Gen V P Malik calls for full review of ties with China, ‘diplomatically, economically, militarily’

“We have reached the stage where there is a requirement to seriously review our policies toward China, not just diplomatically, economically, militarily also,” Malik, who was the Army chief from 1997 to 2000, told The Indian Express in an interview.

Written by Nirupama Subramanian | Chandigarh | Updated: August 18, 2017 7:26 am
V P Malik, former army chief, china, india china ties, india china relationship, india china economy, indian express news, india news Former Army chief V P Malik

A “full strategic review” of India’s relations with China is necessary in the light of the present standoff at Doklam, because bilateral relations are never going to be the same again, whichever way the present situation plays out, former Army chief V P Malik believes. “We have reached the stage where there is a requirement to seriously review our policies toward China, not just diplomatically, economically, militarily also,” Malik, who was the Army chief from 1997 to 2000, told The Indian Express in an interview.

“The military part, there is no doubt we must review. We have to improve our border roads and military capability in the mountains as long as we continue to have an unresolved boundary with China. Lately, the frequency of such confrontations along the LAC (Line of Actual Control) has been increasing. The cycles are getting shorter. The decibel level of threats and warnings has gone up. Under these circumstances, the military has to be prepared for all eventualities,” Malik said.

The retired general, who headed the Army at the time of the Kargil War, said negotiating with a tough neighbour requires the backing of a fully prepared military. “Sound defence is a part of sound foreign policy,” he said.

“India is not interested in picking a fight, but when your national interests are jeopardised, like in this case, diplomacy without adequate military backing cannot succeed. Your risk-taking ability in negotiations gets enhanced when you know that you can defend yourself on the border. We don’t want a war, but when you are faced with such a situation, you don’t want to leave your diplomacy and political initiatives without any backing. It’s nothing new to say that globally, diplomacy feels more comfortable in negotiations when they know that there is a strong military to defend the country,” Malik said.

He described the present situation as “unpredictable” but felt that “an extended, high-intensity conflict was unlikely”. According to him, “India had operational advantage at Doklam but it has to be prepared for skirmishes in any part of the Line of Actual Control — from Ladakh to Arunachal Pradesh.”
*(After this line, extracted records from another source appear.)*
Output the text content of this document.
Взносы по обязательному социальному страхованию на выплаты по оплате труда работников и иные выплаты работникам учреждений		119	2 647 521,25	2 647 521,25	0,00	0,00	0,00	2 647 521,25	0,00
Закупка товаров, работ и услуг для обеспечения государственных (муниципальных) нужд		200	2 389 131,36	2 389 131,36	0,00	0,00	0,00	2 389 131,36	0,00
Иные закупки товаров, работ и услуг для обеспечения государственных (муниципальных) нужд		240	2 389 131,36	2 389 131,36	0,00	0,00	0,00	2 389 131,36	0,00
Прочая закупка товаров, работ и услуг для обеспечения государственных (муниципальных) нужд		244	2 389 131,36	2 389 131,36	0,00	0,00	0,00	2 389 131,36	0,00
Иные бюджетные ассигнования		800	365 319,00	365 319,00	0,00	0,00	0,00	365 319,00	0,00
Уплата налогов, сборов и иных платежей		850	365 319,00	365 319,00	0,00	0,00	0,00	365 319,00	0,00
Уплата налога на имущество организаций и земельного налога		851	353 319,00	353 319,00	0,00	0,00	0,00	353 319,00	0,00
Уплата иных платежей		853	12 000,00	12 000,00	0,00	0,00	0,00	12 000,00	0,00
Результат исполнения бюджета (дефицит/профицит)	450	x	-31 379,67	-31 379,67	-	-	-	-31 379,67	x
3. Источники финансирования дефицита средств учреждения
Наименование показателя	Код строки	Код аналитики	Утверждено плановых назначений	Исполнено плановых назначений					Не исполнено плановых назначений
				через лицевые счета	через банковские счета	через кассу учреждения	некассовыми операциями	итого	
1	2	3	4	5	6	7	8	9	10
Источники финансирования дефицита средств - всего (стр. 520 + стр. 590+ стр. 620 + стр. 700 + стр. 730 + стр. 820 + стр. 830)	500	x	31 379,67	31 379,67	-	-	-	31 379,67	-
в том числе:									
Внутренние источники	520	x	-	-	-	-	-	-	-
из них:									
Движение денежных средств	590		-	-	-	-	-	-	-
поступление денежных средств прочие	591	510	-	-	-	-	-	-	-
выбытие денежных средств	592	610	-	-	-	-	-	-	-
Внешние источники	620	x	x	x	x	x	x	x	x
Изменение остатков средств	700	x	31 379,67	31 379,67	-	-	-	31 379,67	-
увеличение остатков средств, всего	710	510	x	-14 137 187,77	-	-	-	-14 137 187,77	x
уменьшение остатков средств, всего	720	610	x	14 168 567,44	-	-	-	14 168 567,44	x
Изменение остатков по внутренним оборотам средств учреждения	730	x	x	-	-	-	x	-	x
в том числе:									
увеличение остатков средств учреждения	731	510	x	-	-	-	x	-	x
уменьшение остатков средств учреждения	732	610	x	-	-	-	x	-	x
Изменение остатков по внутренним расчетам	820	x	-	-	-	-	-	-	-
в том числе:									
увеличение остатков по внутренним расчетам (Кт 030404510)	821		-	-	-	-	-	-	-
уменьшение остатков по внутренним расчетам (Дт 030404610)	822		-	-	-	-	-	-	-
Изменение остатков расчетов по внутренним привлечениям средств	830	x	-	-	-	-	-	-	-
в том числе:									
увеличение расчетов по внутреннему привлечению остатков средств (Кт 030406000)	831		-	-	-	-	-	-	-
Malik said, “China could also resort to supporting secessionist elements in the Northeast once again and even unleash a high-tech cyber war against India.”
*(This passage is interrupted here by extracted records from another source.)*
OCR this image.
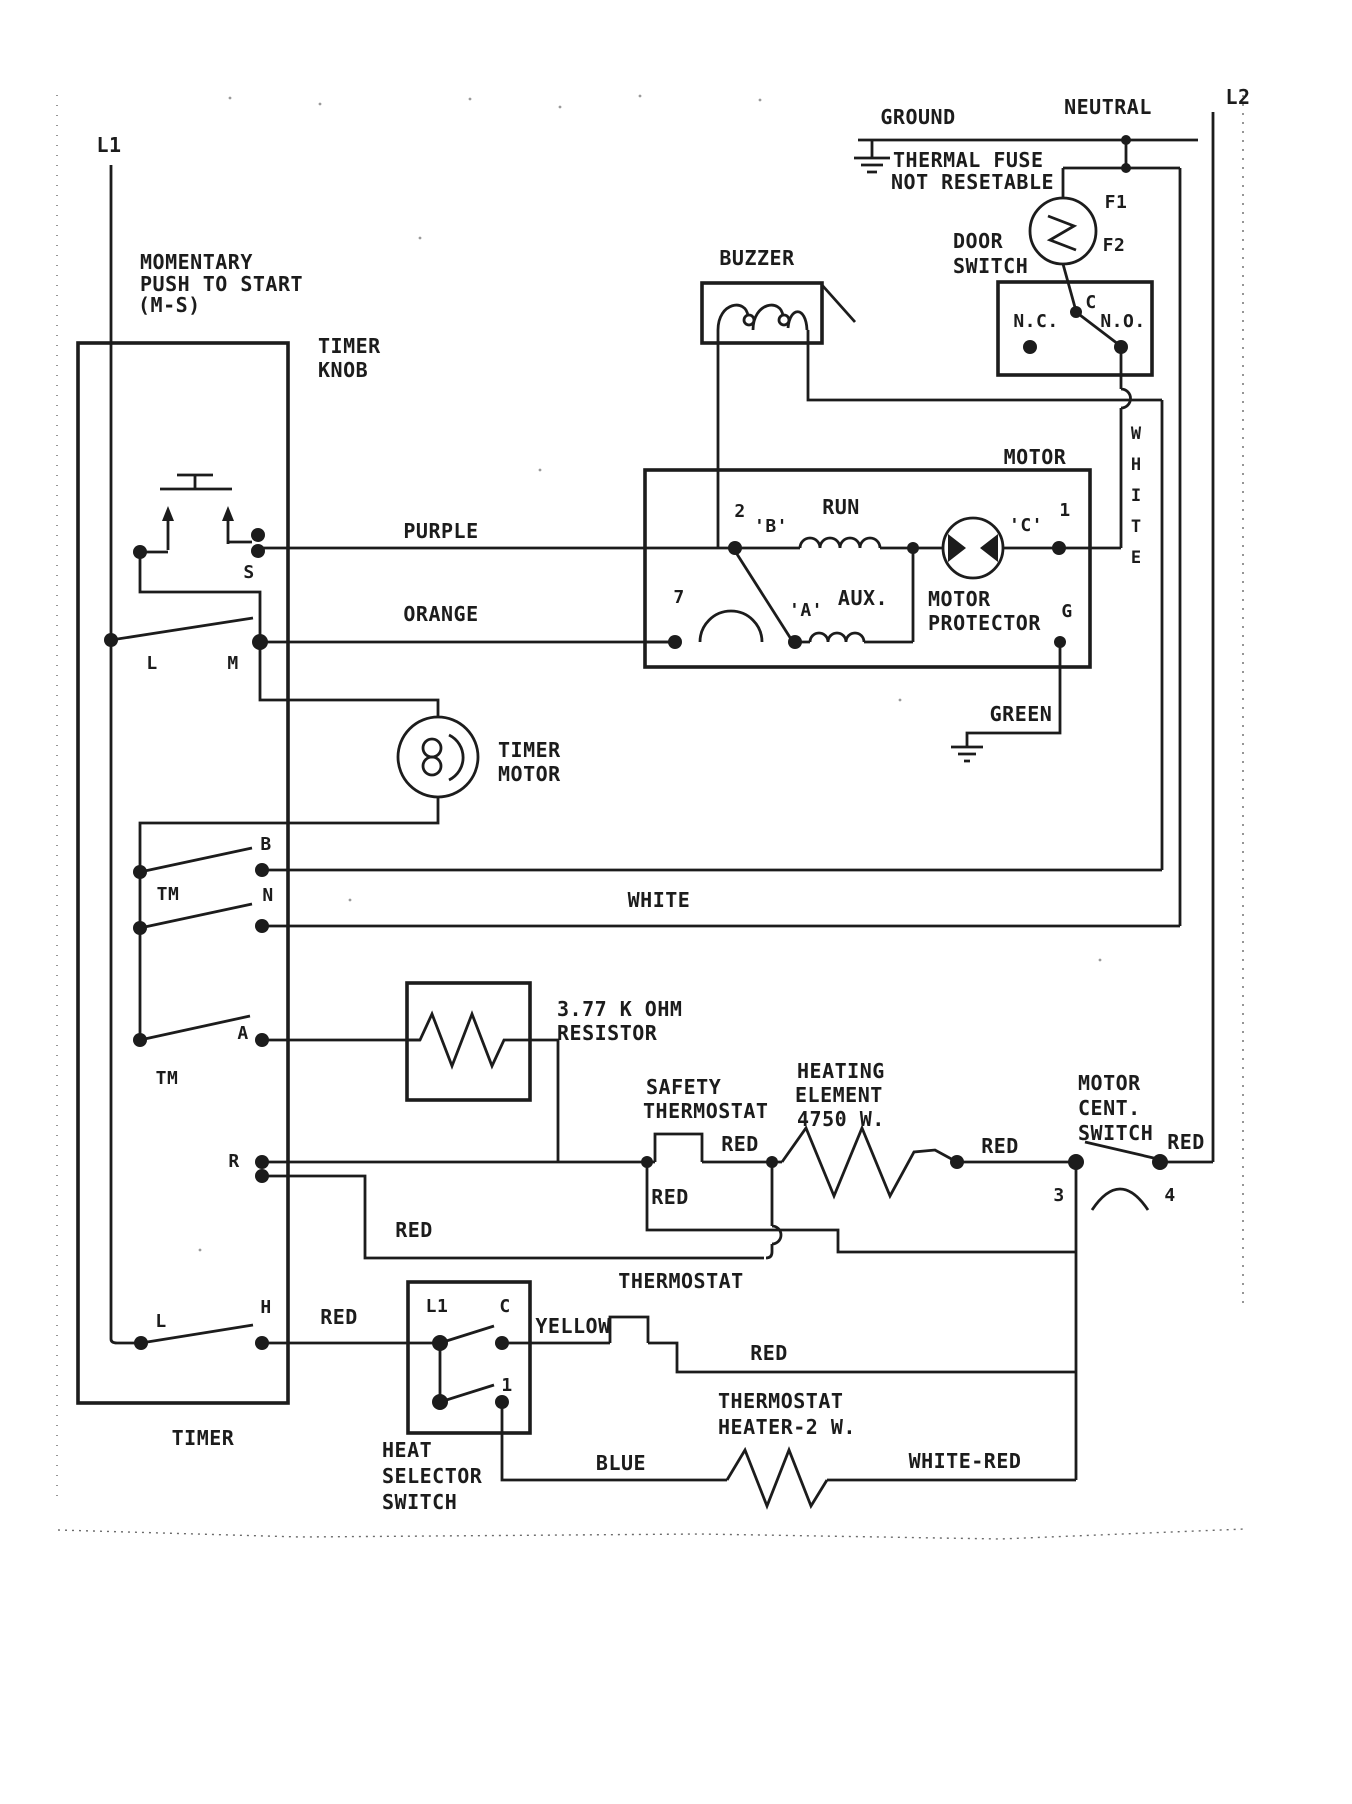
L1
L2
GROUND	NEUTRAL
THERMAL FUSE
NOT RESETABLE
F1
F2
DOOR
SWITCH
N.C.
C
N.O.
BUZZER
MOMENTARY
PUSH TO START
(M-S)
TIMER
KNOB
MOTOR
2
'B'
RUN
'C'
1
7
'A'
AUX. MOTOR
PROTECTOR G
PURPLE
ORANGE
WHITE
GREEN
YELLOW
BLUE	WHITE-RED
RED
RED
RED	RED
RED
RED
RED
S
L	M
B
TM	N
TM
A
R
H
L
TIMER
TIMER
MOTOR
3.77 K OHM
RESISTOR
SAFETY
THERMOSTAT
HEATING
ELEMENT
4750 W.
MOTOR
CENT.
SWITCH
3	4
THERMOSTAT
THERMOSTAT
HEATER-2 W.
HEAT
SELECTOR
SWITCH
L1	C
1
WHITE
“Let’s not forget that both countries are nuclear nations, and neither would be interested in going for a high-intensity or extensive war situation. But if they decide to use force, they would look for areas along the LAC which remain disputed or remote areas where we do not have adequate accessibility and they have better lines of communication and thus better logistics. Our lines of communications from Ladakh to Northeast are tenuous, not in good state at the moment. Our forces lack mobility in the mountains,” Malik said.

“We do not have enough helicopters, light artillery and other equipment which can be fielded more easily in the mountains,” he said.

Even if there was no skirmish, a long stand-off would take its own toll, he added. “We will require considerable amount of logistics and high-altitude conditioning of troops and equipment. Our troops are quite capable of going through that. But it will definitely have its financial and some health costs.”

Although the military had been raising concerns about lagging behind in defence preparedness and military transformation, Malik said, “somehow, both the public opinion and the government have not backed the armed forces in this and we have continued to neglect the defence of our northern border”.

“The mindset in the government,” he said, “has never recognised that we can have a serious confrontation with China sometime or the other. Otherwise why should our infrastructure on the northern border be so weak? We have been talking about infrastructure on the northern border from the time I was Army chief, that is nearly two decades ago. Plans were made but they remain on paper mostly.”

Speaking about the defence budget, he pointed out, “Even though the budget as a percentage of GDP has been going down every year, we are often unable to spend the capital side. We have been surrendering part of the budget so often.”

Recalling his controversial statement at the time of the Kargil War that “we will fight with what we have”, Malik said the situation was no better now. “Same kind of problems, attitudes that we faced in my time, the present lot [in the Army] seems to be facing,” he said.